Пианистка - Елинек Эльфрида. Страница 17

Господин Клеммер, протискивающийся к ней, заливает ее праздничным светом своих голубых глаз. Он двумя руками держит пианистку за руку, говорит «Целую ручки!» и объявляет, что у него просто нет слов, госпожа учительница. Мамочка Эрики вклинивается между ними и явственно препятствует их рукопожатию. Никаких знаков дружеского расположения и приязни, потому что при сильном рукопожатии можно потянуть сухожилие, а это нанесет вред игре. Рука должна пребывать в естественном положении. Право, уж очень серьезно мы эту третьесортную публику не воспринимаем, не так ли, господин Клеммер? Ее нужно тиранить, подавлять и закабалять, чтобы она стала хоть сколько-то чувствительной к музыке. На нее нужно обрушивать дубину! Ей хочется быть высеченной и получить в распоряжение море страстей, которые соответствующий композитор переживает вместо нее и тщательно фиксирует в нотных знаках. Ей нравится все кричащее – в противном случае она сама примется непрестанно кричать. От скуки. Приглушенные тона, тонкие промежуточные переходы, нежные различия она не воспринимает никогда. При этом в музыке, как и вообще в царстве искусства, очень легко пользоваться яркими контрастами, резкими противоречиями. Однако все это – низкопробное искусство, и ничего больше! Эти ягнята о подобном и не подозревают. Им вообще ничего не известно. Эрика доверительно берет Клеммера под локоть, что вызывает в нем мгновенную дрожь. Вовсе не потому, что он мерзнет, окруженный ордой подростков, в которых циркулирует здоровая кровь. Эти насытившиеся дикари живут в стране, в которой вообще царит культурное варварство. Загляните только в газеты: журналисты еще бо́льшие варвары, чем те, о которых они пишут. Человек, аккуратно расчленивший тела супруги и детей и хранящий все это в холодильнике с целью употребления в пищу, не более варвар, чем газета, в которой все это описывается. И здесь, в этой стране, Антон Ку когда-то возвысил голос против обезьяны Заратустры! А сегодня разве что газета «Курир» возвышает голос против газеты «Кроненцайтунг». «Ах, Клеммер, только представьте себе это как следует! А сейчас, господин Клеммер, если вы не возражаете, я должна поприветствовать госпожу учительницу Вьераль. Потом я снова к вам вернусь».
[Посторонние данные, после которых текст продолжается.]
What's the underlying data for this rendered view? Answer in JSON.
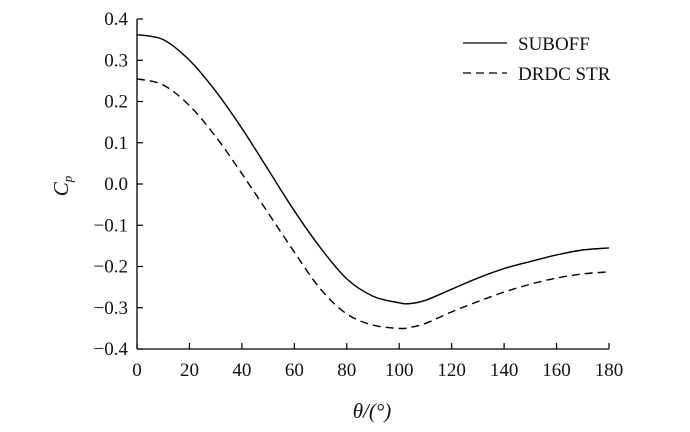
{
  "chart_data": {
    "type": "line",
    "title": "",
    "xlabel": "θ/(°)",
    "ylabel": "Cp",
    "xlim": [
      0,
      180
    ],
    "ylim": [
      -0.4,
      0.4
    ],
    "xticks": [
      "0",
      "20",
      "40",
      "60",
      "80",
      "100",
      "120",
      "140",
      "160",
      "180"
    ],
    "yticks": [
      "0.4",
      "0.3",
      "0.2",
      "0.1",
      "0.0",
      "−0.1",
      "−0.2",
      "−0.3",
      "−0.4"
    ],
    "grid": false,
    "legend_position": "top-right",
    "x": [
      0,
      10,
      20,
      30,
      40,
      50,
      60,
      70,
      80,
      90,
      100,
      104,
      110,
      120,
      130,
      140,
      150,
      160,
      170,
      180
    ],
    "series": [
      {
        "name": "SUBOFF",
        "line_style": "solid",
        "color": "#000000",
        "values": [
          0.362,
          0.35,
          0.3,
          0.225,
          0.135,
          0.035,
          -0.065,
          -0.155,
          -0.23,
          -0.272,
          -0.288,
          -0.29,
          -0.282,
          -0.255,
          -0.228,
          -0.205,
          -0.188,
          -0.172,
          -0.16,
          -0.155
        ]
      },
      {
        "name": "DRDC STR",
        "line_style": "dashed",
        "color": "#000000",
        "values": [
          0.255,
          0.24,
          0.19,
          0.115,
          0.025,
          -0.07,
          -0.165,
          -0.255,
          -0.315,
          -0.342,
          -0.35,
          -0.348,
          -0.338,
          -0.31,
          -0.285,
          -0.262,
          -0.243,
          -0.228,
          -0.218,
          -0.213
        ]
      }
    ]
  }
}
Мать заботливо накидывает ей на плечи собственноручно связанный голубой жакетик из ангорской шерсти, чтобы, не дай Бог, не застыла смазка в шарнирах сочленений и чтобы повысилось сопротивление к трению. Жакетик – словно теплый чехольчик, надеваемый на чайник. Иногда такие самодельные чехольчики, увенчанные разноцветными помпонами, надевают на всякие полезные вещи, например, на рулон туалетной бумаги. Они украшают заднее стекло автомобиля. Их ставят точно по центру. Помпоном Эрике служит ее собственная голова, гордо торчащая сверху. Эрика скользит по гладкому льду паркета, который сегодня в особенно исхоженных местах укрыт от ног плохих бегунов, скользит в сторону своей старшей коллеги, чтобы услышать похвалу из профессиональных уст. Мать нежно подталкивает ее сзади. Рука матери упирается Эрике в спину, в ее правую лопатку, в ее ангорский жакетик.
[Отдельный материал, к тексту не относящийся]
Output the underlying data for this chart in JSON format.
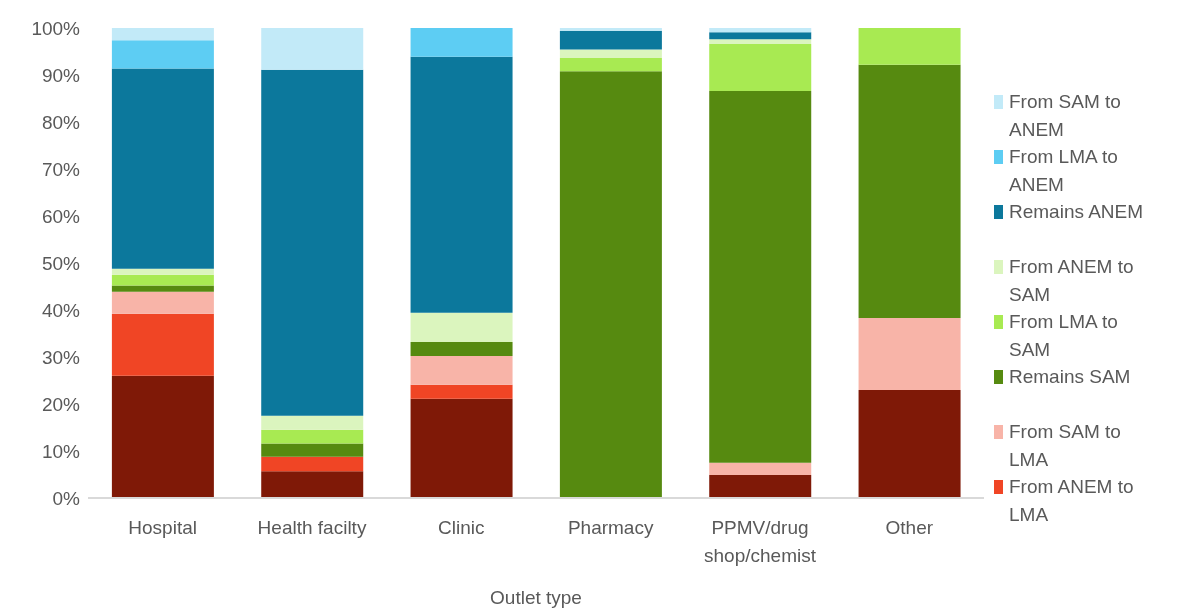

Вальтер Клеммер все еще не курит и не пьет, но, несмотря на это, обладает удивительной энергией. Он прокладывает себе путь сквозь гогочущее стадо вслед за учительницей, прилепившись к ней как пиявка. Он к ней словно приклеился. Если он ей понадобится, он у нее под рукой, к примеру, если ей потребуется мужская защита. Ей стоит только обернуться, и она уже наткнется на него. Он нарочно ищет этого телесного контакта. Короткий перерыв закончился. Близость Эрики он втягивает в себя широко раздутыми ноздрями, словно находится на лугу высоко в горах, куда попадаешь редко и поэтому дышишь особенно глубоко, чтобы унести с собой в город как можно бо́льшую порцию кислорода. Он снимает волосинку с рукава голубого жакета и получает за это благодарность. О лебедь мой! Мать что-то туманно предчувствует, однако не может не оценить его вежливость и обязательность. Эти качества находятся в резком противоречии со всем, что в настоящее время принято и востребовано в отношениях между полами. Господин Клеммер для нее – совсем молодой человек, но он – человек старой закалки.
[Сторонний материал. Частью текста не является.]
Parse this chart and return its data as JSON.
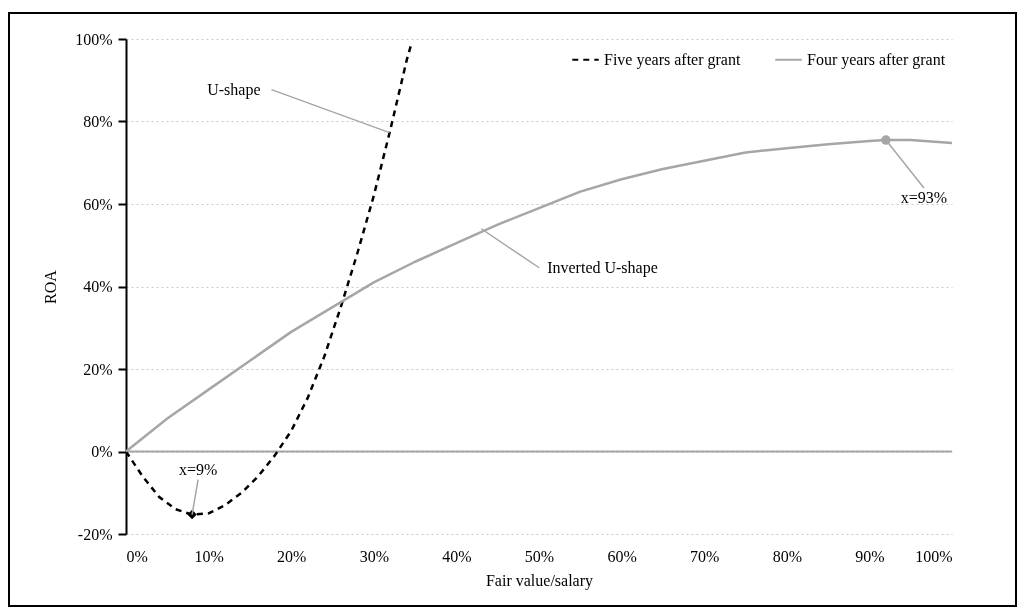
{
  "chart_data": {
    "type": "line",
    "xlabel": "Fair value/salary",
    "ylabel": "ROA",
    "xlim": [
      0,
      100
    ],
    "ylim": [
      -20,
      100
    ],
    "xticks": [
      {
        "value": 0,
        "label": "0%"
      },
      {
        "value": 10,
        "label": "10%"
      },
      {
        "value": 20,
        "label": "20%"
      },
      {
        "value": 30,
        "label": "30%"
      },
      {
        "value": 40,
        "label": "40%"
      },
      {
        "value": 50,
        "label": "50%"
      },
      {
        "value": 60,
        "label": "60%"
      },
      {
        "value": 70,
        "label": "70%"
      },
      {
        "value": 80,
        "label": "80%"
      },
      {
        "value": 90,
        "label": "90%"
      },
      {
        "value": 100,
        "label": "100%"
      }
    ],
    "yticks": [
      {
        "value": -20,
        "label": "-20%"
      },
      {
        "value": 0,
        "label": "0%"
      },
      {
        "value": 20,
        "label": "20%"
      },
      {
        "value": 40,
        "label": "40%"
      },
      {
        "value": 60,
        "label": "60%"
      },
      {
        "value": 80,
        "label": "80%"
      },
      {
        "value": 100,
        "label": "100%"
      }
    ],
    "grid": "y",
    "legend": "top right",
    "marker": "none",
    "series": [
      {
        "name": "Five years after grant",
        "color": "#000000",
        "line_style": "dashed",
        "x": [
          0,
          2,
          4,
          6,
          8,
          10,
          12,
          14,
          16,
          18,
          20,
          22,
          24,
          26,
          28,
          30,
          32,
          34,
          34.5
        ],
        "values": [
          0,
          -6,
          -11,
          -14,
          -15.3,
          -15,
          -13,
          -10,
          -6,
          -1,
          5,
          13,
          23,
          35,
          48,
          62,
          78,
          95,
          98.5
        ]
      },
      {
        "name": "Four years after grant",
        "color": "#a6a6a6",
        "line_style": "solid",
        "x": [
          0,
          5,
          10,
          15,
          20,
          25,
          30,
          35,
          40,
          45,
          50,
          55,
          60,
          65,
          70,
          75,
          80,
          85,
          90,
          92,
          95,
          100
        ],
        "values": [
          0,
          8,
          15,
          22,
          29,
          35,
          41,
          46,
          50.5,
          55,
          59,
          63,
          66,
          68.5,
          70.5,
          72.5,
          73.5,
          74.5,
          75.3,
          75.5,
          75.5,
          74.8
        ]
      },
      {
        "type": "scatter",
        "marker": "diamond",
        "color": "#000000",
        "x": [
          8
        ],
        "values": [
          -15.3
        ]
      },
      {
        "type": "scatter",
        "marker": "circle",
        "color": "#a6a6a6",
        "x": [
          92
        ],
        "values": [
          75.5
        ]
      }
    ],
    "ref_lines": [
      {
        "axis": "y",
        "value": 0,
        "color": "#a6a6a6",
        "line_style": "solid"
      }
    ],
    "annotations": [
      {
        "text": "U-shape",
        "x": 31.9,
        "y": 77.3
      },
      {
        "text": "x=9%",
        "x": 8,
        "y": -15.3
      },
      {
        "text": "Inverted U-shape",
        "x": 43,
        "y": 54
      },
      {
        "text": "x=93%",
        "x": 92,
        "y": 75.5
      }
    ]
  }
}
Они еще немного болтают, прежде чем начинается заключительная часть. Клеммеру хочется знать, почему домашние концерты постепенно отмирают, о чем он бесконечно сожалеет. Сначала умерли композиторы, а потом умирает их музыка, все хотят слушать только шлягеры, только поп и рок. Таких семей, как эта, больше не существует. Раньше их было много. Несколько поколений отоларингологов жадным ухом ловили звуки поздних квартетов Бетховена и раздирали ими свои глотки. Днем они смазывали больным воспаленное горло, а вечером приходило вознаграждение, и они сами воспалялись от Бетховена. Сегодня люди с высшим образованием в состоянии разве что топать ногой в такт слоновьим фанфарам Брукнера, превознося этого ловкого ремесленника из Верхней Австрии. «Презирать Брукнера – юношеское заблуждение, которым переболели многие, господин Клеммер, его понимаешь лишь с возрастом, поверьте мне. Воздержитесь от модных суждений, пока не станете понимать больше, коллега Клеммер». Молодой человек счастлив услышать слово «коллега» из профессиональных уст и тут же начинает распространяться о грезах Шумана и позднего Шуберта, прибегая к милым профессиональным выражениям. Он говорит о нежных полутонах, и собственный его тон при этом изъеден молью, словно серое на сером.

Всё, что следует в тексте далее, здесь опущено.